Офицер не вышел на –60.
Работяги начали ощутимо нервничать, перекладывать инструменты из одной руки в другую, а те двое, которые везли канистры, поставили их на сверкающий сталью пол и засунули руки в карманы. Кора не знала, радоваться ей или нервничать. Строгое лицо офицера – на вид ему было лет тридцать пять – было совершенно непроницаемым, губы сжаты в тонкую линию, взгляд тёмных глаз чуть затуманен. На Кору он обращал столько же внимания, сколько на всех пятерых работяг. То есть ноль.
К –80 этажу напряжение достигло пика; к –90 начало спадать, а на –104 кнопка на панели мигнула синим, и лифт остановился.
Офицер спокойно прошёл между «красавчиком» и «пузаном» и вышел. Краем глаза Кора заметила, что работяги переглянулись; хрупкий светловолосый паренёк нажал на кнопку внизу панели; двери лифта дрогнули, и Кора метнулась за офицером.
Ей не хватило буквально секунды. Кора стремительно проскользнула между «красавчиком» и «пузаном», которые, хоть и ожидали этого, не успели сомкнуть ряды, и уже выскакивала из лифта, когда чья-то рука грубо дёрнула её за шиворот, оттаскивая назад. Кора попыталась крикнуть, но сильные руки перехватили её за шею, и вместо вопля из пережатого горла вырвался булькающий хрип; блестящие хромированные двери сомкнулись перед её носом, и лифт помчался вниз.
Кора отчаянно вцепилась в чужую руку, пытаясь оторвать её от горла и вдохнуть хоть немного воздуха; перед глазами плыли радужные круги; лёгкие разрывало от боли; ноги словно превратились в вату.

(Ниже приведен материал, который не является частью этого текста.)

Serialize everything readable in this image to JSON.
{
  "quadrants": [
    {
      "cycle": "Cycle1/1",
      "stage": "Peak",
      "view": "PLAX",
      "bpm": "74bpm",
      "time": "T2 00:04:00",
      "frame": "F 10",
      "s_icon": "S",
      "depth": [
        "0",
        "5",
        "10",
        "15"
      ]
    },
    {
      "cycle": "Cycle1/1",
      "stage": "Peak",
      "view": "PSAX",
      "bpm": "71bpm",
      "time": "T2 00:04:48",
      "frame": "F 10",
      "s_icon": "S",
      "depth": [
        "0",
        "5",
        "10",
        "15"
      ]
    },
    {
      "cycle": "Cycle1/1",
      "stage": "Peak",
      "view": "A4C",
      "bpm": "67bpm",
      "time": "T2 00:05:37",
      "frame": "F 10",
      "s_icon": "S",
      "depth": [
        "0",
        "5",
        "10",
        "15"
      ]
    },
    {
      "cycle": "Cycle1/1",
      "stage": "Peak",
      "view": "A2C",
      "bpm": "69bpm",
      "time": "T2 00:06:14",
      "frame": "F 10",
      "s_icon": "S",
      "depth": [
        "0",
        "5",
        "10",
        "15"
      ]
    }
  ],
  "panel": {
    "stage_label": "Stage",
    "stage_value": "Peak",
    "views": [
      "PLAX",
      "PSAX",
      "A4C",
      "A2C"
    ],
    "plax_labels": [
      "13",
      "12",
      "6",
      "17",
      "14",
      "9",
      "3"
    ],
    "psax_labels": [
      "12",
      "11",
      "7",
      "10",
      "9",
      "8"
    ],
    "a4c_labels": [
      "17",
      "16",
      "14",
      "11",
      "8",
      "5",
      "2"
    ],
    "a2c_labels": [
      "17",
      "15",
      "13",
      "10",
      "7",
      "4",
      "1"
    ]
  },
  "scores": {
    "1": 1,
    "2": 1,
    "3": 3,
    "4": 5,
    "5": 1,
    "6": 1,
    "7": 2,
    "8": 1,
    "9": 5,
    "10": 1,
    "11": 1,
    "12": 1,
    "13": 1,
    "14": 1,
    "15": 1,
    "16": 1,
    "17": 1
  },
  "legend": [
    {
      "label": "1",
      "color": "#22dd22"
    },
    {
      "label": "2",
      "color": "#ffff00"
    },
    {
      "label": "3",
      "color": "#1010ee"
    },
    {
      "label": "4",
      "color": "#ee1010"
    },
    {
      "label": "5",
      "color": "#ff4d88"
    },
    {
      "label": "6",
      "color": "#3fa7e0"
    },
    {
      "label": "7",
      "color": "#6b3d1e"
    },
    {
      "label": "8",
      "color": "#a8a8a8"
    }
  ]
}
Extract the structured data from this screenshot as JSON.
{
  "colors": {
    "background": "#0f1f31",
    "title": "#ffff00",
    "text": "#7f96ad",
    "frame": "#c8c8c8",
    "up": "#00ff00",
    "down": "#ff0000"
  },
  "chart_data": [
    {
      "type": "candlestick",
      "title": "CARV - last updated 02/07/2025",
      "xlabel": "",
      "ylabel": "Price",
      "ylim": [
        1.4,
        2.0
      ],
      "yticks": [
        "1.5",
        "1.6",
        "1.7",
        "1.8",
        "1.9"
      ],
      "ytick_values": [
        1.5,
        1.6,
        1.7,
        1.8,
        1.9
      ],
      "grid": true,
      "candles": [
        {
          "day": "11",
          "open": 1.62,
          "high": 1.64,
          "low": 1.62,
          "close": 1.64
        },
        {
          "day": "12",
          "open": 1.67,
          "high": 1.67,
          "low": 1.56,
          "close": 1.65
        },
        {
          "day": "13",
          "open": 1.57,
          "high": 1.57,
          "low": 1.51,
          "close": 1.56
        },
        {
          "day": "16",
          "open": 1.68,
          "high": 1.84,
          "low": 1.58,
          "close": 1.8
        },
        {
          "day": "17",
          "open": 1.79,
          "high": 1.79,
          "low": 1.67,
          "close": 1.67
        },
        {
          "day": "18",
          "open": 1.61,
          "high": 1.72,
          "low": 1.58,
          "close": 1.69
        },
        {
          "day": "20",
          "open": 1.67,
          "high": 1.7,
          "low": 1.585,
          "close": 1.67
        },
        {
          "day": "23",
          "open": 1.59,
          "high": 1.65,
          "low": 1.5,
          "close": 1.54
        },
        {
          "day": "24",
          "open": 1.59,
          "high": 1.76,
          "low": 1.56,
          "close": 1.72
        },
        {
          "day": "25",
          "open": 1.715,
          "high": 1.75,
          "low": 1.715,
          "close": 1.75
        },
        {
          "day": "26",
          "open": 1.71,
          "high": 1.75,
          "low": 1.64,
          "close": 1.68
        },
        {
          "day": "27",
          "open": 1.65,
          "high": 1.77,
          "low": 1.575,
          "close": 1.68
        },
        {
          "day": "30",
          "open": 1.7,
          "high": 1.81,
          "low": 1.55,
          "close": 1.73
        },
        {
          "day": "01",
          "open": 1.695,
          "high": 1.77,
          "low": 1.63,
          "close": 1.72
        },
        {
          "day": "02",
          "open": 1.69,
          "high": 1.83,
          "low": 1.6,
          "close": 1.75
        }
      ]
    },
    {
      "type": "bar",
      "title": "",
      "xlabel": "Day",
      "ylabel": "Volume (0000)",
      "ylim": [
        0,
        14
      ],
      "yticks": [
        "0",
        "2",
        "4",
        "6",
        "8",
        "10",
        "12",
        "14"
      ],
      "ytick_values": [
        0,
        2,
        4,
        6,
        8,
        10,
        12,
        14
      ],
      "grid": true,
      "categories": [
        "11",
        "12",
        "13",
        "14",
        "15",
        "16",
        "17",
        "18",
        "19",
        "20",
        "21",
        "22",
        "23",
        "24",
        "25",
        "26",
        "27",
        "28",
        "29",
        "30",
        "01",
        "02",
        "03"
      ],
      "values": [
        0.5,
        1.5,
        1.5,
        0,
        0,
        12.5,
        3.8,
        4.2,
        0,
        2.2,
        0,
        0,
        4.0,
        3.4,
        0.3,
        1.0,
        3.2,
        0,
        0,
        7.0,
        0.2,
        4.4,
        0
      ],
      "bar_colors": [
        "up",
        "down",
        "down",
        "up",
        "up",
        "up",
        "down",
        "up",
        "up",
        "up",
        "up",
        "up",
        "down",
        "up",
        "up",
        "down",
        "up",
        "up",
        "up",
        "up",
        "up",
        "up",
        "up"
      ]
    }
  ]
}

Работяга – кажется, это был «красавчик» – на секунду стиснул её горло так, что в глазах потемнело, а потом разжал пальцы, и Кора сползла на пол, скорчившись между канистрами и пытаясь отдышаться. Работяги окружили её; «красавчик» грубо схватил за плечо и поставил на ноги. От резкого движения Кора захлебнулась кашлем; перед глазами все поплыло, ноги подкосились, и какой-то работяга с хохотом схватил её за волосы, удерживая в вертикальном положении.
– А теперь, цыпочка… – начал «красавчик».
И тут лифт остановился.
«Пузан» выругался, помянув тех, кому могло приспичить залезть в лифт на –145 этаже, и работяги в мгновение ока перегруппировались, встав спина к спине и задвинув вяло шевелящуюся, почти теряющую сознание Кору в угол. Один из работяг, кажется, тот самый парнишка, который понравился ей вначале, закрыл ей рот жёсткой ладонью, чтобы не вздумала кричать, и прижал к себе, перехватив за запястья свободной рукой. Кора почти лежала на нём, уткнувшись носом в спецовку, и судорожно вдыхала обжигающий воздух, остро пахнущий потом, спиртом и машинным маслом. Другой работяга, массивный, закрыл её широкой спиной – так, чтобы не было видно с этажа.
Дверь не открылась; кабина лифта на мгновение задержалась на –145 этаже и поехала вверх.
– Я… я нажал на –200, – пробормотал светловолосый парнишка, отпуская Кору, и та, пошатываясь, прислонилась к холодной металлической стене.
Пузан вновь заковыристо выругался – при полной содержательной поддержке остальных. Пассажирские лифты на космическом корабле не ездили туда–сюда – они в любом случае сначала доезжали до нижнего этажа (не важно, были ли в лифте какие-то пассажиры), а потом возвращались к верхнему. «Красавчик» нажал на кнопку, запрашивая остановку на –120 этаже, но лифт проскочил –120 даже не замедлившись.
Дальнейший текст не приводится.